En mars 2010, une nouvelle coalition baptisée Printemps de la dignité voyait le jour. Elle comporte majoritairement les mêmes acteurs et vise une législation pénale plus protectrice des femmes, notamment par la suppression des discriminations légales et une sanction plus sévère des violences. Responsable du centre Annajda, qui soutient les femmes victimes de violences, Fatima Maghnaoui prône la vigilance. « La modification de l’article 475 est un pas très important, mais insuffisant. Nous appelons à une révision complète du code pénal pour les femmes », explique cette militante de gauche.

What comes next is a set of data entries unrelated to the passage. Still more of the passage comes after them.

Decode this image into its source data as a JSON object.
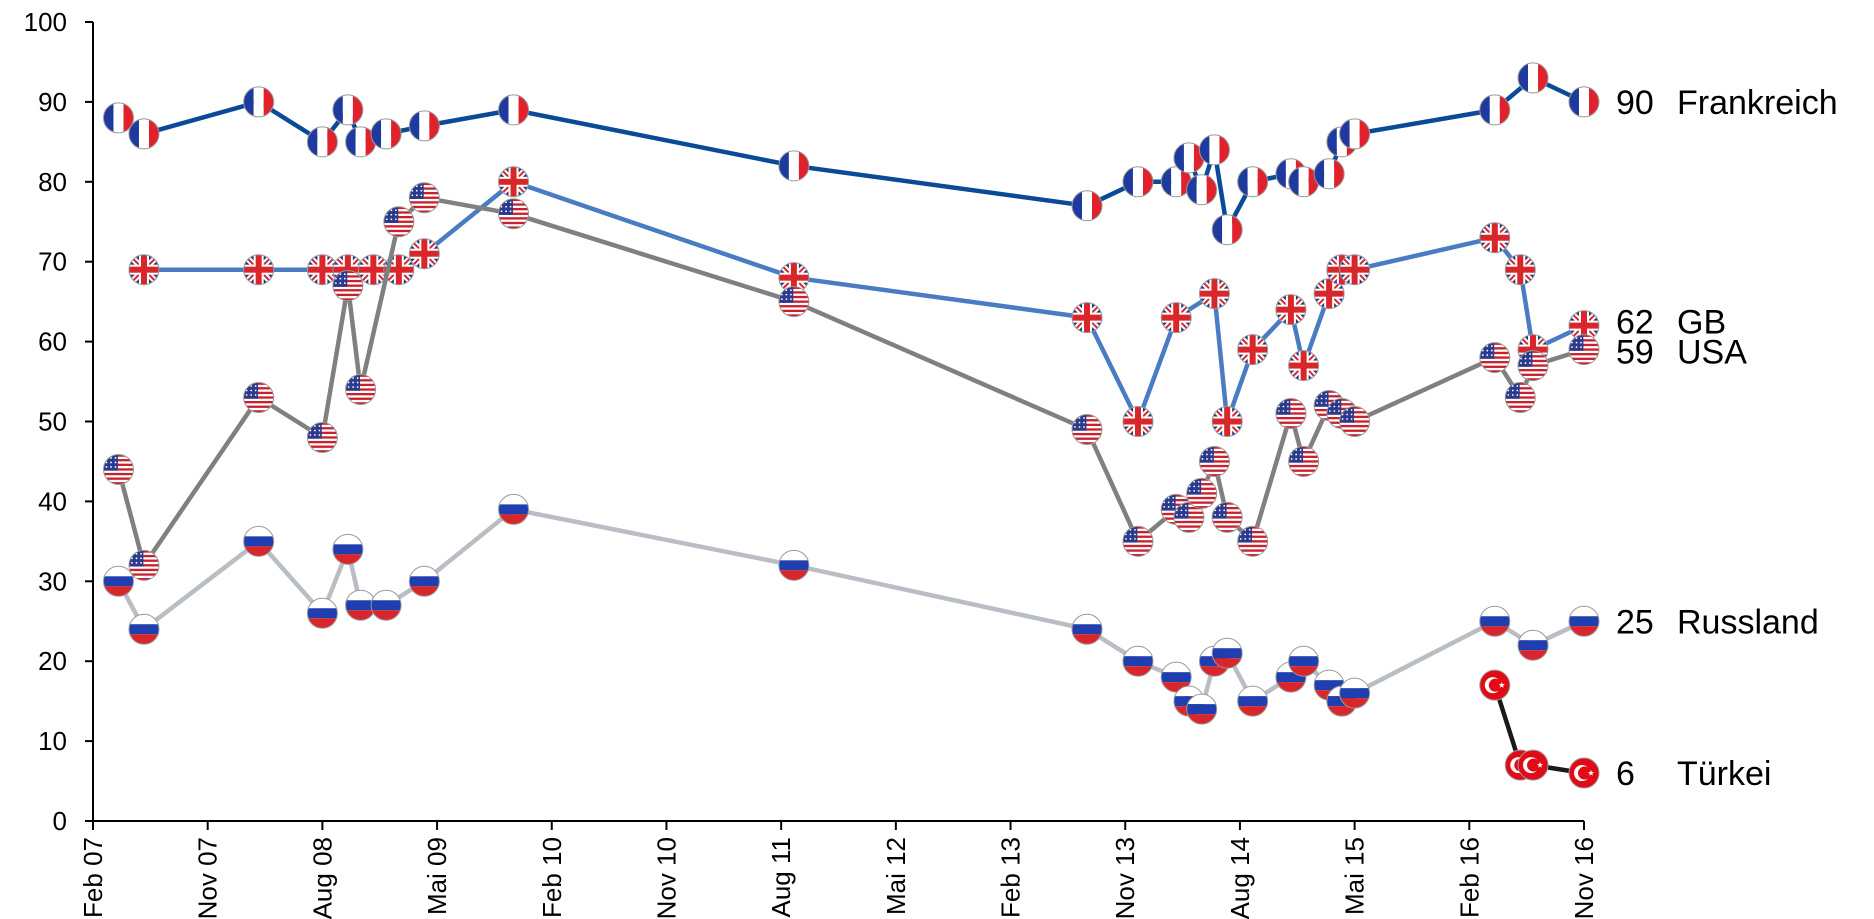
{
  "chart_data": {
    "type": "line",
    "title": "",
    "xlabel": "",
    "ylabel": "",
    "ylim": [
      0,
      100
    ],
    "yticks": [
      0,
      10,
      20,
      30,
      40,
      50,
      60,
      70,
      80,
      90,
      100
    ],
    "xlim": [
      "2007-02",
      "2016-11"
    ],
    "xticks": [
      {
        "date": "2007-02",
        "label": "Feb 07"
      },
      {
        "date": "2007-11",
        "label": "Nov 07"
      },
      {
        "date": "2008-08",
        "label": "Aug 08"
      },
      {
        "date": "2009-05",
        "label": "Mai 09"
      },
      {
        "date": "2010-02",
        "label": "Feb 10"
      },
      {
        "date": "2010-11",
        "label": "Nov 10"
      },
      {
        "date": "2011-08",
        "label": "Aug 11"
      },
      {
        "date": "2012-05",
        "label": "Mai 12"
      },
      {
        "date": "2013-02",
        "label": "Feb 13"
      },
      {
        "date": "2013-11",
        "label": "Nov 13"
      },
      {
        "date": "2014-08",
        "label": "Aug 14"
      },
      {
        "date": "2015-05",
        "label": "Mai 15"
      },
      {
        "date": "2016-02",
        "label": "Feb 16"
      },
      {
        "date": "2016-11",
        "label": "Nov 16"
      }
    ],
    "grid": false,
    "legend": "end-labels",
    "series": [
      {
        "name": "Frankreich",
        "end_value": "90",
        "color": "#0a4a96",
        "flag": "france-flag",
        "points": [
          [
            "2007-04",
            88
          ],
          [
            "2007-06",
            86
          ],
          [
            "2008-03",
            90
          ],
          [
            "2008-08",
            85
          ],
          [
            "2008-10",
            89
          ],
          [
            "2008-11",
            85
          ],
          [
            "2009-01",
            86
          ],
          [
            "2009-04",
            87
          ],
          [
            "2009-11",
            89
          ],
          [
            "2011-09",
            82
          ],
          [
            "2013-08",
            77
          ],
          [
            "2013-12",
            80
          ],
          [
            "2014-03",
            80
          ],
          [
            "2014-04",
            83
          ],
          [
            "2014-05",
            79
          ],
          [
            "2014-06",
            84
          ],
          [
            "2014-07",
            74
          ],
          [
            "2014-09",
            80
          ],
          [
            "2014-12",
            81
          ],
          [
            "2015-01",
            80
          ],
          [
            "2015-03",
            81
          ],
          [
            "2015-04",
            85
          ],
          [
            "2015-05",
            86
          ],
          [
            "2016-04",
            89
          ],
          [
            "2016-07",
            93
          ],
          [
            "2016-11",
            90
          ]
        ]
      },
      {
        "name": "GB",
        "end_value": "62",
        "color": "#4a7cc4",
        "flag": "uk-flag",
        "points": [
          [
            "2007-06",
            69
          ],
          [
            "2008-03",
            69
          ],
          [
            "2008-08",
            69
          ],
          [
            "2008-10",
            69
          ],
          [
            "2008-12",
            69
          ],
          [
            "2009-02",
            69
          ],
          [
            "2009-04",
            71
          ],
          [
            "2009-11",
            80
          ],
          [
            "2011-09",
            68
          ],
          [
            "2013-08",
            63
          ],
          [
            "2013-12",
            50
          ],
          [
            "2014-03",
            63
          ],
          [
            "2014-06",
            66
          ],
          [
            "2014-07",
            50
          ],
          [
            "2014-09",
            59
          ],
          [
            "2014-12",
            64
          ],
          [
            "2015-01",
            57
          ],
          [
            "2015-03",
            66
          ],
          [
            "2015-04",
            69
          ],
          [
            "2015-05",
            69
          ],
          [
            "2016-04",
            73
          ],
          [
            "2016-06",
            69
          ],
          [
            "2016-07",
            59
          ],
          [
            "2016-11",
            62
          ]
        ]
      },
      {
        "name": "USA",
        "end_value": "59",
        "color": "#808080",
        "flag": "usa-flag",
        "points": [
          [
            "2007-04",
            44
          ],
          [
            "2007-06",
            32
          ],
          [
            "2008-03",
            53
          ],
          [
            "2008-08",
            48
          ],
          [
            "2008-10",
            67
          ],
          [
            "2008-11",
            54
          ],
          [
            "2009-02",
            75
          ],
          [
            "2009-04",
            78
          ],
          [
            "2009-11",
            76
          ],
          [
            "2011-09",
            65
          ],
          [
            "2013-08",
            49
          ],
          [
            "2013-12",
            35
          ],
          [
            "2014-03",
            39
          ],
          [
            "2014-04",
            38
          ],
          [
            "2014-05",
            41
          ],
          [
            "2014-06",
            45
          ],
          [
            "2014-07",
            38
          ],
          [
            "2014-09",
            35
          ],
          [
            "2014-12",
            51
          ],
          [
            "2015-01",
            45
          ],
          [
            "2015-03",
            52
          ],
          [
            "2015-04",
            51
          ],
          [
            "2015-05",
            50
          ],
          [
            "2016-04",
            58
          ],
          [
            "2016-06",
            53
          ],
          [
            "2016-07",
            57
          ],
          [
            "2016-11",
            59
          ]
        ]
      },
      {
        "name": "Russland",
        "end_value": "25",
        "color": "#b8bec4",
        "flag": "russia-flag",
        "points": [
          [
            "2007-04",
            30
          ],
          [
            "2007-06",
            24
          ],
          [
            "2008-03",
            35
          ],
          [
            "2008-08",
            26
          ],
          [
            "2008-10",
            34
          ],
          [
            "2008-11",
            27
          ],
          [
            "2009-01",
            27
          ],
          [
            "2009-04",
            30
          ],
          [
            "2009-11",
            39
          ],
          [
            "2011-09",
            32
          ],
          [
            "2013-08",
            24
          ],
          [
            "2013-12",
            20
          ],
          [
            "2014-03",
            18
          ],
          [
            "2014-04",
            15
          ],
          [
            "2014-05",
            14
          ],
          [
            "2014-06",
            20
          ],
          [
            "2014-07",
            21
          ],
          [
            "2014-09",
            15
          ],
          [
            "2014-12",
            18
          ],
          [
            "2015-01",
            20
          ],
          [
            "2015-03",
            17
          ],
          [
            "2015-04",
            15
          ],
          [
            "2015-05",
            16
          ],
          [
            "2016-04",
            25
          ],
          [
            "2016-07",
            22
          ],
          [
            "2016-11",
            25
          ]
        ]
      },
      {
        "name": "Türkei",
        "end_value": "6",
        "color": "#1a1a1a",
        "flag": "turkey-flag",
        "points": [
          [
            "2016-04",
            17
          ],
          [
            "2016-06",
            7
          ],
          [
            "2016-07",
            7
          ],
          [
            "2016-11",
            6
          ]
        ]
      }
    ]
  }
}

Les femmes peuvent en tout cas compter sur leurs élues, de plus en plus nombreuses, grâce notamment à une politique de quotas, institutionnalisée en 2011 par la loi organique régissant la Chambre des représentants. Désormais, sur les 90 sièges de la liste nationale, 60 sont réservés d’office aux femmes (les 30 autres vont aux candidats de moins de 40 ans). Depuis les élections de 2011, 67 femmes siègent ainsi à la chambre basse du Parlement, soit 17 % des députés. Au niveau local, les communales de 2007 ont permis l’élection de 3 408 femmes (12 % du total), même si seule Fatima-Zahra Mansouri dirige une grande ville : Marrakech. Le 20 janvier, Mohammed VI a nommé Zineb El Adaoui wali (préfet) de la région Gharb-Chrarda-Beni Hssen. Une première pour une femme.